Das Grauen hinter der Idylle
Und doch ist The Dinner, welches auf dem Bestsellerroman des Niederländers Herman Koch basiert, ein klein wenig anders. Dass es hier um mehr geht, das spürt man eigentlich recht früh. Die Spannungen, die bereits herrschen, noch bevor sich der erste an den Tisch setzt, die können nicht allein darauf zurückzuführen sein, wer als Kind das größere Weihnachtsgeschenk bekommen hat. Aber was hinter den Spannungen steckt, ja worum es bei dem Abendessen eigentlich geht, das lässt Regisseur und Drehbuchautor Oren Moverman (Time Out of Mind) lange offen. Etwas zu lang sogar.

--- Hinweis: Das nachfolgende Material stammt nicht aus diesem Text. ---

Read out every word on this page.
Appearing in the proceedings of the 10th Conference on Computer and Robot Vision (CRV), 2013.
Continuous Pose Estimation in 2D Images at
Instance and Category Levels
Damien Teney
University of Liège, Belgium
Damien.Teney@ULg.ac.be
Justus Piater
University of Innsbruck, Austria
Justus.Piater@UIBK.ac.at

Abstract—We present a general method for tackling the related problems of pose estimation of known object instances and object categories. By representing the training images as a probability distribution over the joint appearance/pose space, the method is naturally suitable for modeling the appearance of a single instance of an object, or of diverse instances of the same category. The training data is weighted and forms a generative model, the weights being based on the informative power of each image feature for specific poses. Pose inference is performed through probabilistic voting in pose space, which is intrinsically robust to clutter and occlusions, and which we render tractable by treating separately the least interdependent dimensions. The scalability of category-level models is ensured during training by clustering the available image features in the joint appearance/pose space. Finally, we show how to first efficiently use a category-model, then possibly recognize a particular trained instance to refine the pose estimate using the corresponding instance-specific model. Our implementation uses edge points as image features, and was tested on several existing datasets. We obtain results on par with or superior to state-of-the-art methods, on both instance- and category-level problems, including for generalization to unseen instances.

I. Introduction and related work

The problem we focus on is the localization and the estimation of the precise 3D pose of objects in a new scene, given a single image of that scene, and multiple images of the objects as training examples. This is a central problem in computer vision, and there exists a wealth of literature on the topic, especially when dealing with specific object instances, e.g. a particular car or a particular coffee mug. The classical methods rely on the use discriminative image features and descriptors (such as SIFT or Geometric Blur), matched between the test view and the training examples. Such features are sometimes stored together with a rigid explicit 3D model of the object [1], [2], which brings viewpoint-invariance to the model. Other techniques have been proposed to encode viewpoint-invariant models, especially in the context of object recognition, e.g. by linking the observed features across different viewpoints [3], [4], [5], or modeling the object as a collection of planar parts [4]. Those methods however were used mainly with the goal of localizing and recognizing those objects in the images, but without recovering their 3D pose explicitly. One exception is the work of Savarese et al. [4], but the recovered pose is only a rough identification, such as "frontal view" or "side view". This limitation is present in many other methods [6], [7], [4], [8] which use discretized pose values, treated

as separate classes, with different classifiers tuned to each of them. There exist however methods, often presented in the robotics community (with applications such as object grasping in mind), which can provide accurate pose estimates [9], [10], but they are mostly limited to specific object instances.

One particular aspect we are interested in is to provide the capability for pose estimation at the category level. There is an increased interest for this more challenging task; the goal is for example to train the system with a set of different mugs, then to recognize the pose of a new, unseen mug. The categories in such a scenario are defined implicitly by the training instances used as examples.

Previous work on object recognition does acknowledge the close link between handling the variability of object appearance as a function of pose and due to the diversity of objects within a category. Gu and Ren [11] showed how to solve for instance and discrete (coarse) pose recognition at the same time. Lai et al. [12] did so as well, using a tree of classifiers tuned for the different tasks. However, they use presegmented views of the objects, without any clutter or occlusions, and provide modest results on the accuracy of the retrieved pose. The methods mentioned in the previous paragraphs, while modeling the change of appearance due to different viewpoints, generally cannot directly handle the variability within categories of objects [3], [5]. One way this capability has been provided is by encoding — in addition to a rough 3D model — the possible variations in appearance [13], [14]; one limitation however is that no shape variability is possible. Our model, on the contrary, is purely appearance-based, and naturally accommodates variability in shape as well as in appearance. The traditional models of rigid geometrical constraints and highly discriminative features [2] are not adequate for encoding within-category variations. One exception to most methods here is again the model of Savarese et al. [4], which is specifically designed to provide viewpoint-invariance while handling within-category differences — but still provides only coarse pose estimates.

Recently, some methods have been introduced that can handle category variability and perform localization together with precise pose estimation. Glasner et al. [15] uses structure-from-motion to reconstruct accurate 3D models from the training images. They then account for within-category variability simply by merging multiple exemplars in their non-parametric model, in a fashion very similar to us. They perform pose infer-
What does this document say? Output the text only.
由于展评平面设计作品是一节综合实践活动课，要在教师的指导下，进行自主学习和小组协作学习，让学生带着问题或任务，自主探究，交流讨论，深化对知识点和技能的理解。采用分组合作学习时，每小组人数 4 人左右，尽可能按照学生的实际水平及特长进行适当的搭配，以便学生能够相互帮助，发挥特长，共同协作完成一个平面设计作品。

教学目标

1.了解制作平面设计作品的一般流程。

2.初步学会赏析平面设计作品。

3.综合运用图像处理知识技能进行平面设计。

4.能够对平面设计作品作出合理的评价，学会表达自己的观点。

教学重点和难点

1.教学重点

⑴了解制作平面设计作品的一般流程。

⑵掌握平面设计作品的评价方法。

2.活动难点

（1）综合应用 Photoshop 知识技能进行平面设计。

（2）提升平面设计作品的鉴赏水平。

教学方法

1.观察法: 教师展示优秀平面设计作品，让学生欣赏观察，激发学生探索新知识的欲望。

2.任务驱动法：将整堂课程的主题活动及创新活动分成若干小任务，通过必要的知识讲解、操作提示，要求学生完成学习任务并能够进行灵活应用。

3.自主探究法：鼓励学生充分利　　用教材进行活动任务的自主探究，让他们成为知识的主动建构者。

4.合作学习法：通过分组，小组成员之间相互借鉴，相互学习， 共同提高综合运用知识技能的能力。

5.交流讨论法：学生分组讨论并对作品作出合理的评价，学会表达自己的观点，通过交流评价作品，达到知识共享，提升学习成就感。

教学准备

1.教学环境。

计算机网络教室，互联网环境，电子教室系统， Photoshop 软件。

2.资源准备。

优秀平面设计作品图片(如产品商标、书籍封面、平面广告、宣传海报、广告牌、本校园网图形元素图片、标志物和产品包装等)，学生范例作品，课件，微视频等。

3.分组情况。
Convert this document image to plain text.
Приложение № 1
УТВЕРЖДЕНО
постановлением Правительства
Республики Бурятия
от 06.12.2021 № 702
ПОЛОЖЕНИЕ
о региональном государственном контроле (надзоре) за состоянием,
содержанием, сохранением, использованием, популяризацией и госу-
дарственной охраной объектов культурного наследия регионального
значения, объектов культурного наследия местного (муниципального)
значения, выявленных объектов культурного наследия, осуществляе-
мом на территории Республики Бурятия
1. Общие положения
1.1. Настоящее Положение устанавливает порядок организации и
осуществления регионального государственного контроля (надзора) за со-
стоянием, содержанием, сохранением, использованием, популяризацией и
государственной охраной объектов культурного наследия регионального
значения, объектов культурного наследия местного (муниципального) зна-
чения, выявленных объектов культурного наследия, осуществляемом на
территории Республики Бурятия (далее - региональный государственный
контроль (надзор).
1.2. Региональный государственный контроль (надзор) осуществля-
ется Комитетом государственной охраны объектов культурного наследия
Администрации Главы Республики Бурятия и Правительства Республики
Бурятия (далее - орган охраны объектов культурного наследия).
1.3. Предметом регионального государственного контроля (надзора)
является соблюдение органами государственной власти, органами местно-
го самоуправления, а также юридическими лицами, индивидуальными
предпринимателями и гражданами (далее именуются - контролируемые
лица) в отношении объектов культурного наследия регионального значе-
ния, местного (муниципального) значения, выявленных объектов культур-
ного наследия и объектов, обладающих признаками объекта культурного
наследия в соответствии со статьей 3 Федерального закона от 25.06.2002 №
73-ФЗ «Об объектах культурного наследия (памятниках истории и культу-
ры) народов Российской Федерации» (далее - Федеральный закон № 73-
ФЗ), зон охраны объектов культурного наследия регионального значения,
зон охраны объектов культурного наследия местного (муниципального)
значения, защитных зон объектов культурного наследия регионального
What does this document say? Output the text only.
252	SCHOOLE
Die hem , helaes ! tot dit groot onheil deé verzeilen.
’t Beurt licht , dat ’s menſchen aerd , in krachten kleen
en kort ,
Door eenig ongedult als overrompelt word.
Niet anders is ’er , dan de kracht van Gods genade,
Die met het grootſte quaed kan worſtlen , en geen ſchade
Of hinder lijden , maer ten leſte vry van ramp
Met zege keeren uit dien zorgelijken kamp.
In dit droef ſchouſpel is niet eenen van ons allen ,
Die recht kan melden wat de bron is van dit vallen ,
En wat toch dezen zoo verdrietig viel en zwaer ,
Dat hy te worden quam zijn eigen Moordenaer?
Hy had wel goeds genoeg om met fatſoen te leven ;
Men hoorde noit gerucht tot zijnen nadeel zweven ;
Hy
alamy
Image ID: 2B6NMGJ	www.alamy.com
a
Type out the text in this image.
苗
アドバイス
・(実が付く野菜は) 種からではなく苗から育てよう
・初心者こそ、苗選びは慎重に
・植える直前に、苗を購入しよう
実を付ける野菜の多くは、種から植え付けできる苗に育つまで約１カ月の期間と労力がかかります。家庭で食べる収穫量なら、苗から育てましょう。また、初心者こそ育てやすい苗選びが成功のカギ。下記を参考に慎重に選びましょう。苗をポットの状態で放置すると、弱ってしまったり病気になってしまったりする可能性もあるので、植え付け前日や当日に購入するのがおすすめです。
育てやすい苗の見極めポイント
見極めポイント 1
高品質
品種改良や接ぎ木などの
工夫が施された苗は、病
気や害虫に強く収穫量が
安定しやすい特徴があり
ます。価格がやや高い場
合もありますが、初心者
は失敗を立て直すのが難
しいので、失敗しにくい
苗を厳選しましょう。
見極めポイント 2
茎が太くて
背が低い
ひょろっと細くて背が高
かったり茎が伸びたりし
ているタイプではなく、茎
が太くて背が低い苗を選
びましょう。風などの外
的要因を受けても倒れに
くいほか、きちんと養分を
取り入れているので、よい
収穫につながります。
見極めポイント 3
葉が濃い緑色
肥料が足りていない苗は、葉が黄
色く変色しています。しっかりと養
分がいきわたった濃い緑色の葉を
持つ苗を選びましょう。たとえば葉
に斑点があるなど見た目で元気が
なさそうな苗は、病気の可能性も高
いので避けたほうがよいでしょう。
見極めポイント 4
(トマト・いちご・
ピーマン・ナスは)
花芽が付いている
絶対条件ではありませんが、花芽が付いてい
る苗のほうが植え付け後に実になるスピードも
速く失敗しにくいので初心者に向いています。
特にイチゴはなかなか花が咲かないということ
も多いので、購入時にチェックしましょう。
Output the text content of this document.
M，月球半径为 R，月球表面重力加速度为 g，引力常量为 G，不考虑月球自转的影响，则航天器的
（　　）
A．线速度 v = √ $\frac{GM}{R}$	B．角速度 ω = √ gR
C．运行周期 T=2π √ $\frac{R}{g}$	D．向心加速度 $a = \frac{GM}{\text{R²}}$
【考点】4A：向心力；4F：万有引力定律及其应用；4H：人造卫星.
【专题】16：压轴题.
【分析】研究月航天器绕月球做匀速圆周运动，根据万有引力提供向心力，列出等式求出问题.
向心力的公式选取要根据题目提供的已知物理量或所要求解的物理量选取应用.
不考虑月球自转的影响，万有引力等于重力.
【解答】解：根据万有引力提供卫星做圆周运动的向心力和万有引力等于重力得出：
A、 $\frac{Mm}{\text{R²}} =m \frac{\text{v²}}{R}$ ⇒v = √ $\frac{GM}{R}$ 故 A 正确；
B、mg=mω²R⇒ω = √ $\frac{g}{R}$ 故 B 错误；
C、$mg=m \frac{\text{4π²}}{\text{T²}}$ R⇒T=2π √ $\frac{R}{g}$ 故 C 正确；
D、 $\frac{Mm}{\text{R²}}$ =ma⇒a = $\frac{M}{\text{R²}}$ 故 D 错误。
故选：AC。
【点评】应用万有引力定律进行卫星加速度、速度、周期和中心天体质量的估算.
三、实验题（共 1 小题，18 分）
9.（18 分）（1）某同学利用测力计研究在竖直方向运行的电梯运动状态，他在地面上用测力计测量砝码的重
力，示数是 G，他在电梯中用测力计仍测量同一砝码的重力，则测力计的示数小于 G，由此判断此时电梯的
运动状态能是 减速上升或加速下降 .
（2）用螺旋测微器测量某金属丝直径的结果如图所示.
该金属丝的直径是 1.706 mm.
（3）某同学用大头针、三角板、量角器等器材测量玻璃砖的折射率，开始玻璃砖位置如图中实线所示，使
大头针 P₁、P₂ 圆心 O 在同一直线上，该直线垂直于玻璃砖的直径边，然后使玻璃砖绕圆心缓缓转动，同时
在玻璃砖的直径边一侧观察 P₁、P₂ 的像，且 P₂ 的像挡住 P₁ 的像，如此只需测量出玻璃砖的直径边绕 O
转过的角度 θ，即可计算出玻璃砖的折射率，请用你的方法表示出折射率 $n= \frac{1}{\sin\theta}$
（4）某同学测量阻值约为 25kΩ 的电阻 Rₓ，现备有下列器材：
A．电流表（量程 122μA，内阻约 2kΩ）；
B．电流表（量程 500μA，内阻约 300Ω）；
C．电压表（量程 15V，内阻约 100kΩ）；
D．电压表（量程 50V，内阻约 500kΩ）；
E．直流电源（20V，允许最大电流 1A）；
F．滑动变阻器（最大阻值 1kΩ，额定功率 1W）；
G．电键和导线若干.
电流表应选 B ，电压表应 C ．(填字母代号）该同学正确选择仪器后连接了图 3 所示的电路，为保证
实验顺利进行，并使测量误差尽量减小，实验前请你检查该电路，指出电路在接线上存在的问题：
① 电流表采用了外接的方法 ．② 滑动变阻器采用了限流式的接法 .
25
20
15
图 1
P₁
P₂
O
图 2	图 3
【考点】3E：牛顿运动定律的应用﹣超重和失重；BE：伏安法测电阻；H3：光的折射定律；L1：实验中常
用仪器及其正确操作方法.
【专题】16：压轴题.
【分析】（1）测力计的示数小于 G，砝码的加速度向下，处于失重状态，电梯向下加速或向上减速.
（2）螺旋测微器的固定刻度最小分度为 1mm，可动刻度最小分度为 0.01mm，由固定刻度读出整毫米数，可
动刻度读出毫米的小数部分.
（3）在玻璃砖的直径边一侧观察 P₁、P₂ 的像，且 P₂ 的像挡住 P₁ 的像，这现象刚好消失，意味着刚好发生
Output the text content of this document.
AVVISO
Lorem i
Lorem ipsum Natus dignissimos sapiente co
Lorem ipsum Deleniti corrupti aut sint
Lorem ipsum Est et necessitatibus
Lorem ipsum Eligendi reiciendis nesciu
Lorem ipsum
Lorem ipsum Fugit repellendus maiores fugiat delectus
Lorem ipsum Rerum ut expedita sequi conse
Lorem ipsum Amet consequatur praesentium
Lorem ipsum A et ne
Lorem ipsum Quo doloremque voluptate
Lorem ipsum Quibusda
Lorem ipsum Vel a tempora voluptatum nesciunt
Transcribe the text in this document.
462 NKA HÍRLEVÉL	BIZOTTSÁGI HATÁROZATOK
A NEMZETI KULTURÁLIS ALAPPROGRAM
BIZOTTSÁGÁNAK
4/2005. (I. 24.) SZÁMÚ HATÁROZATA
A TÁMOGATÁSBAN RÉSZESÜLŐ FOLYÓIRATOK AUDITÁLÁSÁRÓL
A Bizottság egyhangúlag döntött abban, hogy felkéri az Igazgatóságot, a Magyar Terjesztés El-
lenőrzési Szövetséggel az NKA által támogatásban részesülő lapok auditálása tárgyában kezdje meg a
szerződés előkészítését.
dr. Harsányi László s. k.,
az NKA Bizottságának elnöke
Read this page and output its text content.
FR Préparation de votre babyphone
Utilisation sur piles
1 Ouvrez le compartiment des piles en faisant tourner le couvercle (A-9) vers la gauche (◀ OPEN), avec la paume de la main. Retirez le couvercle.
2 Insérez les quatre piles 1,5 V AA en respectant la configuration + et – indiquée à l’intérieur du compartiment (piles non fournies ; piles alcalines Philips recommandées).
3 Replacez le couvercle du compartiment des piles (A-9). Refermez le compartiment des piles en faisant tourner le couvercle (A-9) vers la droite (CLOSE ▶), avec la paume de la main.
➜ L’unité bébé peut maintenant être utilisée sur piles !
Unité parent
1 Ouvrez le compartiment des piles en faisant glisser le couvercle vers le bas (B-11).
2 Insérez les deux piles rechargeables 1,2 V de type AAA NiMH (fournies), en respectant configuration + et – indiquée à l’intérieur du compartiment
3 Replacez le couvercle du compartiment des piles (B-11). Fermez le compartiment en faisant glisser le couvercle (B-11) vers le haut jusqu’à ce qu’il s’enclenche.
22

Nicht, dass es vorher an Themen und Auseinandersetzungen mangeln würde. Anstatt wie etwa bei Der Gott des Gemetzels einen engen Raum zu nutzen, um nach und nach die Protagonisten in feine Scheiben zu schneiden, tritt man hier die Flucht nach vorne an. Oder genauer: nach hinten. Immer wieder werden Essen und Geschichte durch Flashbacks unterbrochen, die nicht nur das große Unbekannte im Raum nach und nach beleuchten. Sie verraten auch viel über die Figuren. Das ist auf der einen Seite durchaus spannend und verpasst dem Quartett einiges an Konturen: Indem wir wissen, woher die vier ursprünglich kamen, wie ihr Leben verlaufen ist, können wir besser nachvollziehen, wer wie warum handelt.

Und noch ein Gang …
Die Kehrseite der Medaille: Mit einer Laufzeit von rund zwei Stunden fordert The Dinner einiges an Geduld ab. Zwischendrin gibt es mehr als einen Moment, wo man sich wünschen würde, dass die vier doch bitte mal zum Punkt kommen mögen, anstatt immer nur um den heißen Brei herum zu reden. Vor allem aber ist es schade, weil eben jener zentrale Punkt dadurch recht kurz kommt. Sobald einmal die Samthandschuhe an der Garderobe abgegeben wurden und der eigentliche Konflikt zur Sprache kommt, geht es richtig zur Sache: Da prallen Persönlichkeiten und Überzeugungen aufeinander, in einer Weise und Heftigkeit, die einem den Glauben an das Gute im Menschen rauben. Das hätte gern noch etwas ausführlicher gezeigt werden dürfen, da es hier plötzlich um ganz grundsätzliche Fragen, Aussagen und Anschuldigungen geht, die einen unruhig auf dem Kinosessel rumrutschen lassen, weil man sich selbst lieber vor einer Anteilnahme drücken möchte. Da zudem die Figuren teilweise andere Seiten von sich entblößen, als man im Vorfeld hat erwarten dürfen, ist das erstklassig gespielte Thrillerdrama trotz gelegentlicher Längen sehr sehenswert. Vor allem gegen Ende hin, wenn sich Richard Gere (Arbitrage) und Laura Linney (Sully) als Hauptduellanten herauskristallisieren, ist man bereit, (fast) alles zu verzeihen.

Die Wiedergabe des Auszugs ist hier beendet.